Beet Supplements
Benefits of Beet Supplements
Beetroot has been gaining in popularity as a new super food.
Consuming fruits and vegetables of all kinds has long been associated with a reduced risk of many lifestyle-related health conditions.
Many studies indicate that eating more plant foods, like beetroot, decreases the risk of obesity, overall mortality, diabetes, and heart disease and promotes a healthy complexion and hair, increased energy, and overall lower weight.
Heart health and blood pressure: A 2008 study published in Hypertension examined the effects of ingesting beetroot in healthy volunteers and found that blood pressure was significantly lowered after ingestion.
Researchers hypothesized this was likely due to the high nitrate levels contained in beets and that the high nitrate vegetables could prove to be a low-cost and effective way to treat cardiovascular conditions and blood pressure.
Another study conducted in 2010 found similar results, concluding that beetroot lowered blood pressure considerably on a dose-dependent basis.
Dementia: Researchers at Wake Forest University have found that drinking juice from beetroot can improve oxygenation to the brain, slowing the progression of dementia in older adults.
According to Daniel Kim-Shapiro, director of Wake Forest's Translational Science Center, blood flow to certain areas of the brain decrease with age and leads to a decline in cognition and possible dementia. Consuming beetroot as part of a high nitrate diet can improve the blood flow and oxygenation to these areas that are lacking.
Diabetes: Beets contain an antioxidant known as alpha-lipoic acid, which may help lower glucose levels, increase insulin sensitivity and prevent oxidative stress-induced changes in patients with diabetes.
Studies on alpha-lipoic acid have also shown a decrease in symptoms of peripheral neuropathy and autonomic neuropathy in people with diabetes.
Digestion and regularity: Because of its high fiber content, beetroot helps to prevent constipation and promote regularity for a healthy digestive tract.

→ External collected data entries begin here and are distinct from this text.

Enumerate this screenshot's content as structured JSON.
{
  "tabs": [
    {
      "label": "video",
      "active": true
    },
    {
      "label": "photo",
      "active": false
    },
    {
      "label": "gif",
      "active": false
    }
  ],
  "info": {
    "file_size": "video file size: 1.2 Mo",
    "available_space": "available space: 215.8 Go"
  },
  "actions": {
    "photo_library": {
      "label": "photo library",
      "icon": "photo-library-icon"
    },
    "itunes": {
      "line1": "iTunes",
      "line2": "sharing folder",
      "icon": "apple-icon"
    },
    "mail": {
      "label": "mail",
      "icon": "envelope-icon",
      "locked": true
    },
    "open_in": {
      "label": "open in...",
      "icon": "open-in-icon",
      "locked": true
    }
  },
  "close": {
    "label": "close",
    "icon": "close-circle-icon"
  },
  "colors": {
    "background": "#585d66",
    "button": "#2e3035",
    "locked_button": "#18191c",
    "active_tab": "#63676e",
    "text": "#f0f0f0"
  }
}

Inflammation: Choline is a very important and versatile nutrient in beetroot that helps with sleep, muscle movement, learning, and memory. Choline also helps to maintain the structure of cellular membranes, aids in the transmission of nerve impulses, assists in the absorption of fat and reduces chronic inflammation.
Exercise and athletic performance: Beetroot supplementation has been shown to improve muscle oxygenation during exercise, suggesting that increased dietary nitrate intake has the potential to enhance exercise tolerance during long-term endurance exercise. Quality of life for those with cardiovascular, respiratory, or metabolic diseases, who find the activities of daily living physically difficult because of lack of oxygenation, could be improved.